Respecto de la propia Iglesia Católica, el obispo de Valladolid manifestó su convicción de que está viviendo en España “una gran transformación que la llevará a convertirse en una minoría cultural” si bien precisó que el término minoría no debe entenderse de forma cuantitativa.
“Es necesario que tengamos una presencia confesante en la sociedad, que no es lo mismo que una presencia confesional. Por eso animo a los creyentes a que saquen a Dios del armario, pero sin pretensión de poder”.
Bajo el título “Libertad, igualdad y fraternidad”, evocador de los tres elementos del célebre grito revolucionario, Argüello inició su intervención apuntando que la crisis económica que padecemos “tiene que ver con la idolatría del dinero; porque el dinero tiene una gran capacidad de seducción”.
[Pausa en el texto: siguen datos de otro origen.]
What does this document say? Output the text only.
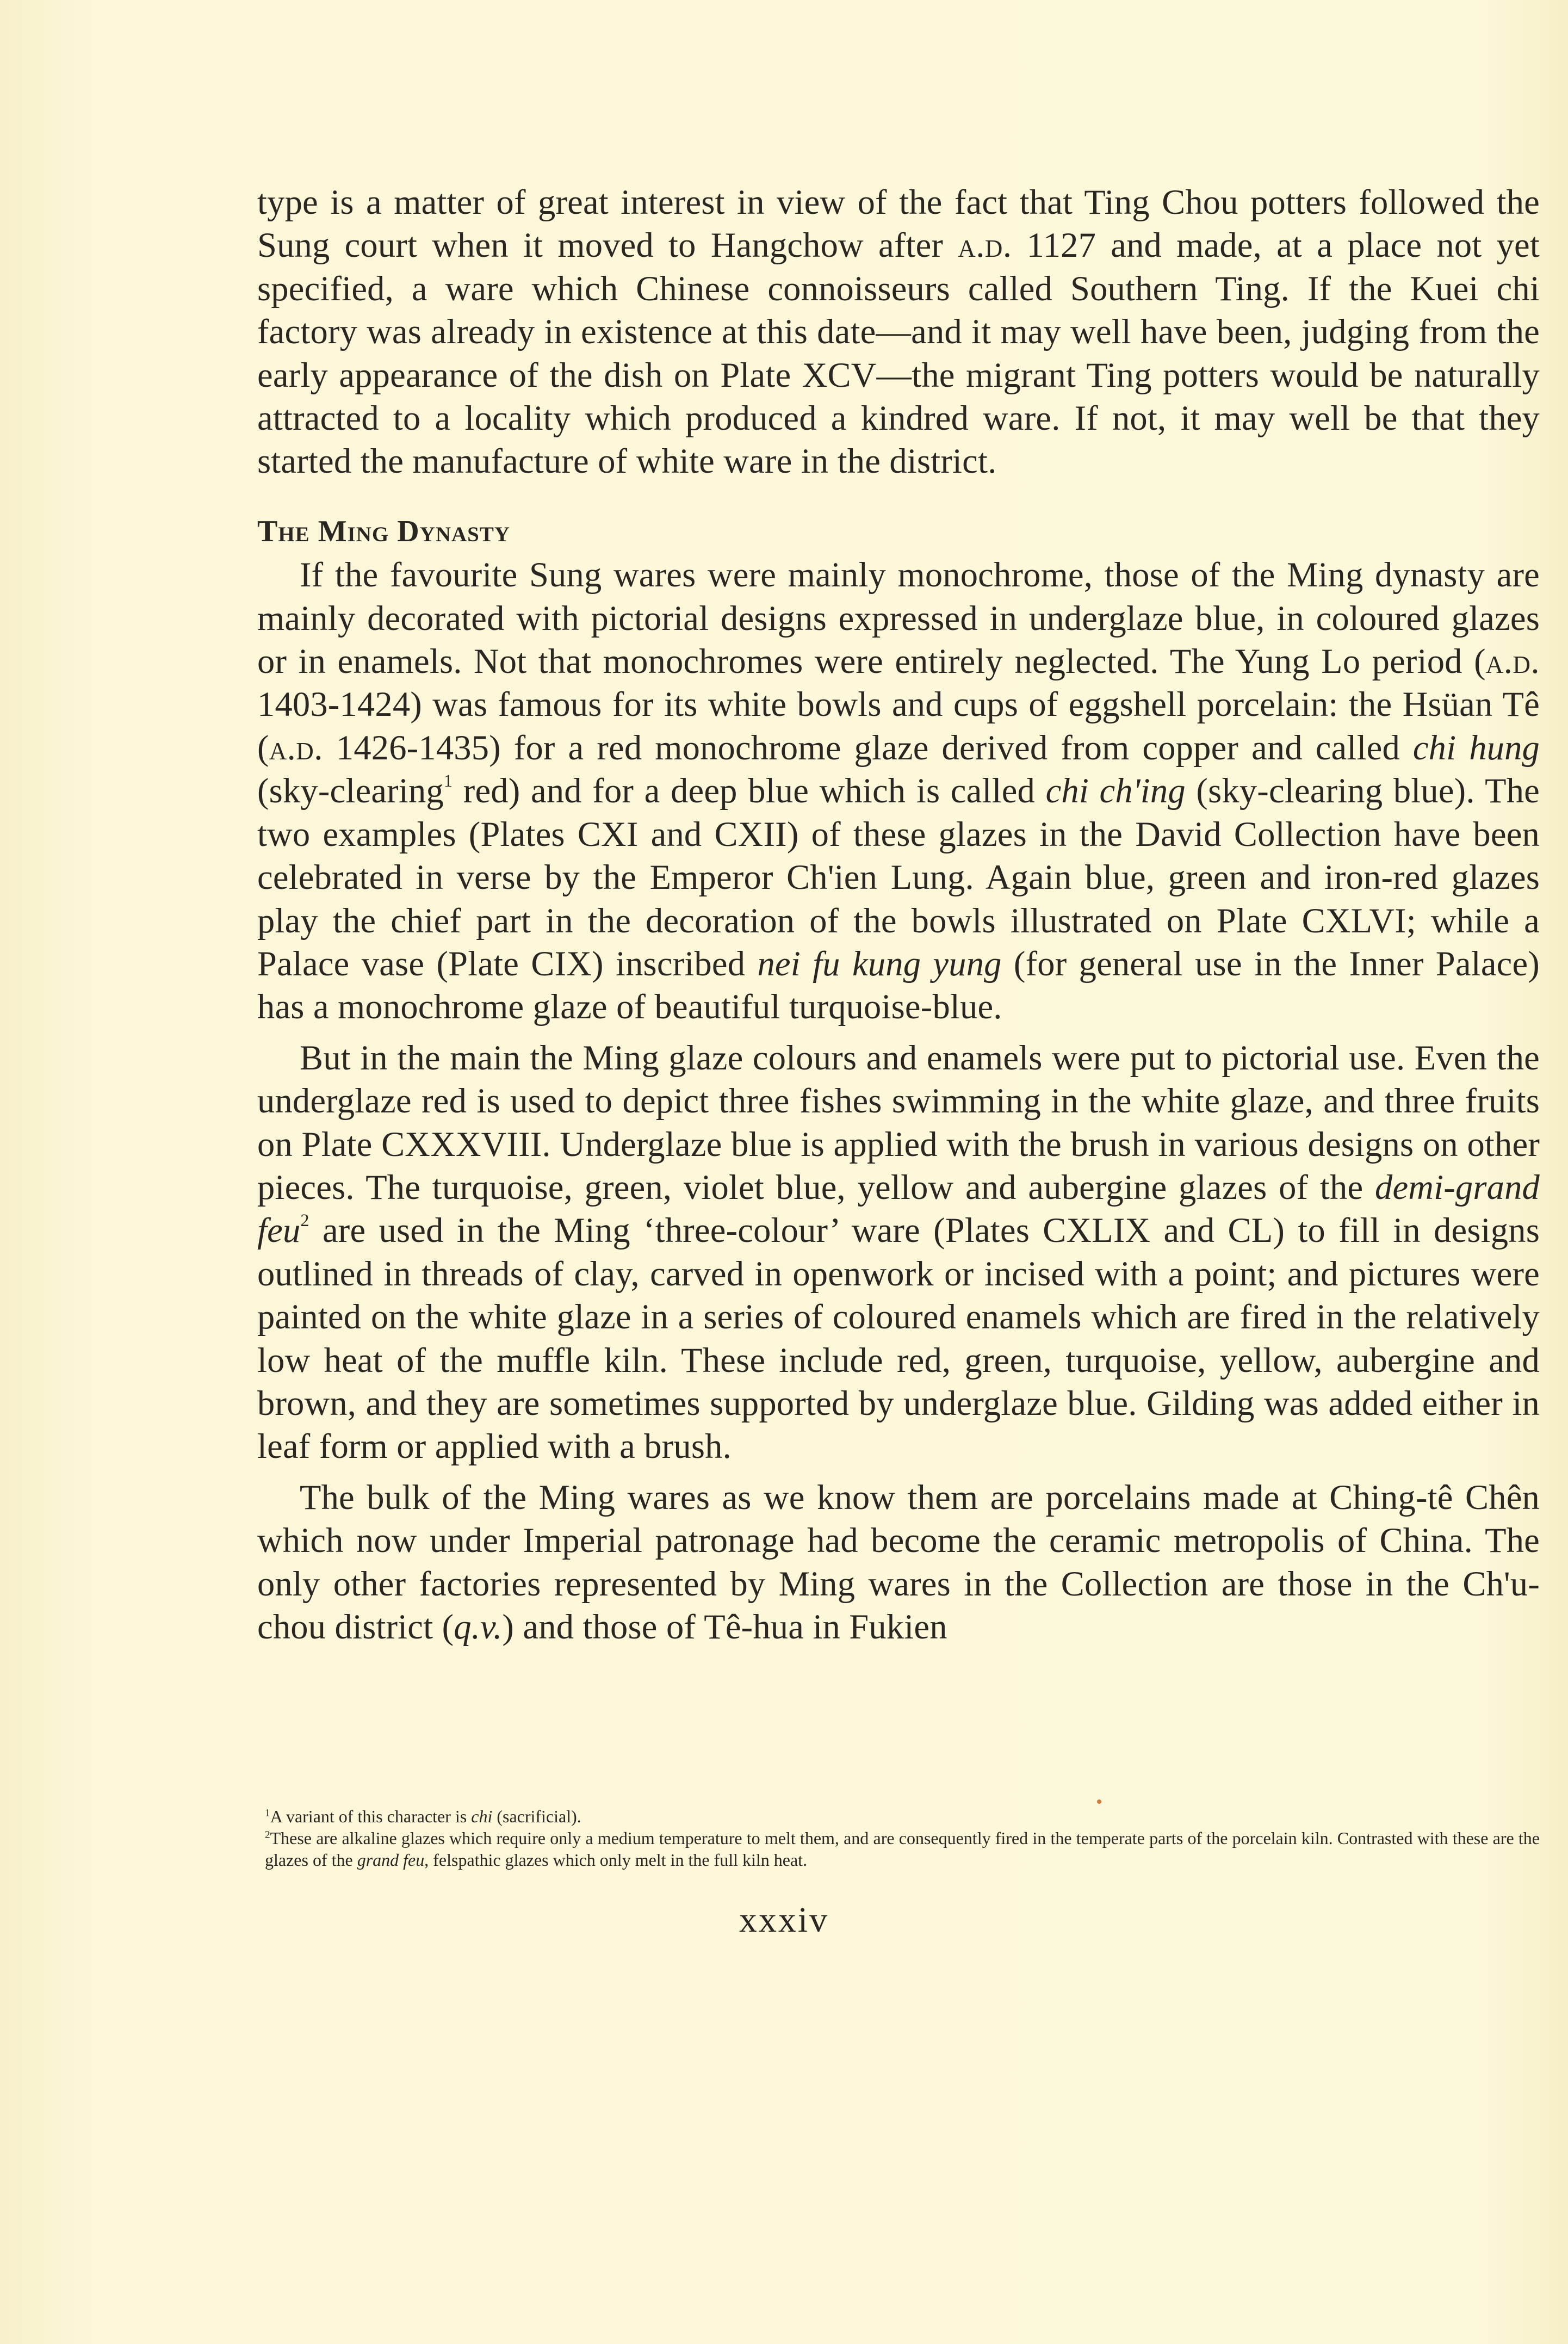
type is a matter of great interest in view of the fact that Ting Chou potters followed the Sung court when it moved to Hangchow after a.d. 1127 and made, at a place not yet specified, a ware which Chinese connoisseurs called Southern Ting. If the Kuei chi factory was already in existence at this date—and it may well have been, judging from the early appearance of the dish on Plate XCV—the migrant Ting potters would be naturally attracted to a locality which produced a kindred ware. If not, it may well be that they started the manufacture of white ware in the district.

The Ming Dynasty

If the favourite Sung wares were mainly monochrome, those of the Ming dynasty are mainly decorated with pictorial designs expressed in underglaze blue, in coloured glazes or in enamels. Not that monochromes were entirely neglected. The Yung Lo period (a.d. 1403-1424) was famous for its white bowls and cups of eggshell porcelain: the Hsüan Tê (a.d. 1426-1435) for a red monochrome glaze derived from copper and called chi hung (sky-clearing$^1$ red) and for a deep blue which is called chi ch'ing (sky-clearing blue). The two examples (Plates CXI and CXII) of these glazes in the David Collection have been celebrated in verse by the Emperor Ch'ien Lung. Again blue, green and iron-red glazes play the chief part in the decoration of the bowls illustrated on Plate CXLVI; while a Palace vase (Plate CIX) inscribed nei fu kung yung (for general use in the Inner Palace) has a monochrome glaze of beautiful turquoise-blue.

But in the main the Ming glaze colours and enamels were put to pictorial use. Even the underglaze red is used to depict three fishes swimming in the white glaze, and three fruits on Plate CXXXVIII. Underglaze blue is applied with the brush in various designs on other pieces. The turquoise, green, violet blue, yellow and aubergine glazes of the demi-grand feu$^2$ are used in the Ming ‘three-colour’ ware (Plates CXLIX and CL) to fill in designs outlined in threads of clay, carved in openwork or incised with a point; and pictures were painted on the white glaze in a series of coloured enamels which are fired in the relatively low heat of the muffle kiln. These include red, green, turquoise, yellow, aubergine and brown, and they are sometimes supported by underglaze blue. Gilding was added either in leaf form or applied with a brush.

The bulk of the Ming wares as we know them are porcelains made at Ching-tê Chên which now under Imperial patronage had become the ceramic metropolis of China. The only other factories represented by Ming wares in the Collection are those in the Ch'u-chou district (q.v.) and those of Tê-hua in Fukien

$^1$A variant of this character is chi (sacrificial).

$^2$These are alkaline glazes which require only a medium temperature to melt them, and are consequently fired in the temperate parts of the porcelain kiln. Contrasted with these are the glazes of the grand feu, felspathic glazes which only melt in the full kiln heat.

xxxiv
Pero quiso aportar un punto de vista esperanzador al asegurar que la crisis “que es dura, y que produce montañas de sufrimiento, también es la apertura de un tiempo nuevo”, que ejemplificó, en el terreno económico, en la aparición de nuevas formas de consumo y de consumidores. “Una situación nueva que permite volver a pensar en ideas como la de bien común, que es algo distinto del interés general”.
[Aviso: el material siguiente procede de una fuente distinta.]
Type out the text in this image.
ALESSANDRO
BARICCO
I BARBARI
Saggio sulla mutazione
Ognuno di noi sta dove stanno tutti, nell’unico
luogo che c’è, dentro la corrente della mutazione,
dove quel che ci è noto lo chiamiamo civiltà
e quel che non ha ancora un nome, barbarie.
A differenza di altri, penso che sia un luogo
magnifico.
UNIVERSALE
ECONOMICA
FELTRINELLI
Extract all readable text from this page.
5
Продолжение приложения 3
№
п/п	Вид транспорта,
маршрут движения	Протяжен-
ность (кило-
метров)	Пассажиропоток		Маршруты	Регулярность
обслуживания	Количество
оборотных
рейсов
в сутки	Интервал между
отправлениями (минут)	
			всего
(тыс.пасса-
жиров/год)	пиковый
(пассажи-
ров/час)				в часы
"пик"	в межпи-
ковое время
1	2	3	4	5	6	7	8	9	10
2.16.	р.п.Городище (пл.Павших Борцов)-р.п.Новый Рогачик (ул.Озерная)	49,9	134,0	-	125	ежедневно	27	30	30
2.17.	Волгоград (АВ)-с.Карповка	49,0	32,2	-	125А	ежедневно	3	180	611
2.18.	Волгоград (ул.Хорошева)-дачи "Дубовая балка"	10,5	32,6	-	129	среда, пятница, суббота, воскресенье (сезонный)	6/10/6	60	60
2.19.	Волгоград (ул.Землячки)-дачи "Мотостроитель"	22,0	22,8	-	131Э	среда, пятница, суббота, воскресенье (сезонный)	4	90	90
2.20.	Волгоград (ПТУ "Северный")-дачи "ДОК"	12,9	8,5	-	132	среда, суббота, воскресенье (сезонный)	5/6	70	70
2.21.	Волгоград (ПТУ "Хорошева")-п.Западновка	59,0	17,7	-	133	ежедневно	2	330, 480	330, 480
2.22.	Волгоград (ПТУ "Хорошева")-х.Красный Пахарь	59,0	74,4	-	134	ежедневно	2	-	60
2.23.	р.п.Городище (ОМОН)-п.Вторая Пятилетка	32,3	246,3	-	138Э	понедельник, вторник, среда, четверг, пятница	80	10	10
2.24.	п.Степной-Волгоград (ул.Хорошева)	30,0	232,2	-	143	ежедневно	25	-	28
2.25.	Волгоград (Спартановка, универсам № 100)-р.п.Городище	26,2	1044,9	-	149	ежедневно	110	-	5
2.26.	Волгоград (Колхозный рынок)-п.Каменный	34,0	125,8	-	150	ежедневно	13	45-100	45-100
Pero no fue la crisis económica, sino la antropológica, la que centró las reflexiones del obispo auxiliar de Valladolid. “Estamos ante una crisis antropológica, de concepción de lo humano. Para empezar, vivimos un invierno demográfico, que necesitamos interpretar bien para afrontar la crisis y poderla superar”.
En este sentido sugirió, como evidencia de que esa reflexión está todavía pendiente, que de ella sólo nos llega como eco el problema del envejecimiento. Pero este invierno demográfico tiene otras dimensiones, como la de que vivimos inmersos en una cultura “casi estéril”, empeñada en negar la diferencia sexual.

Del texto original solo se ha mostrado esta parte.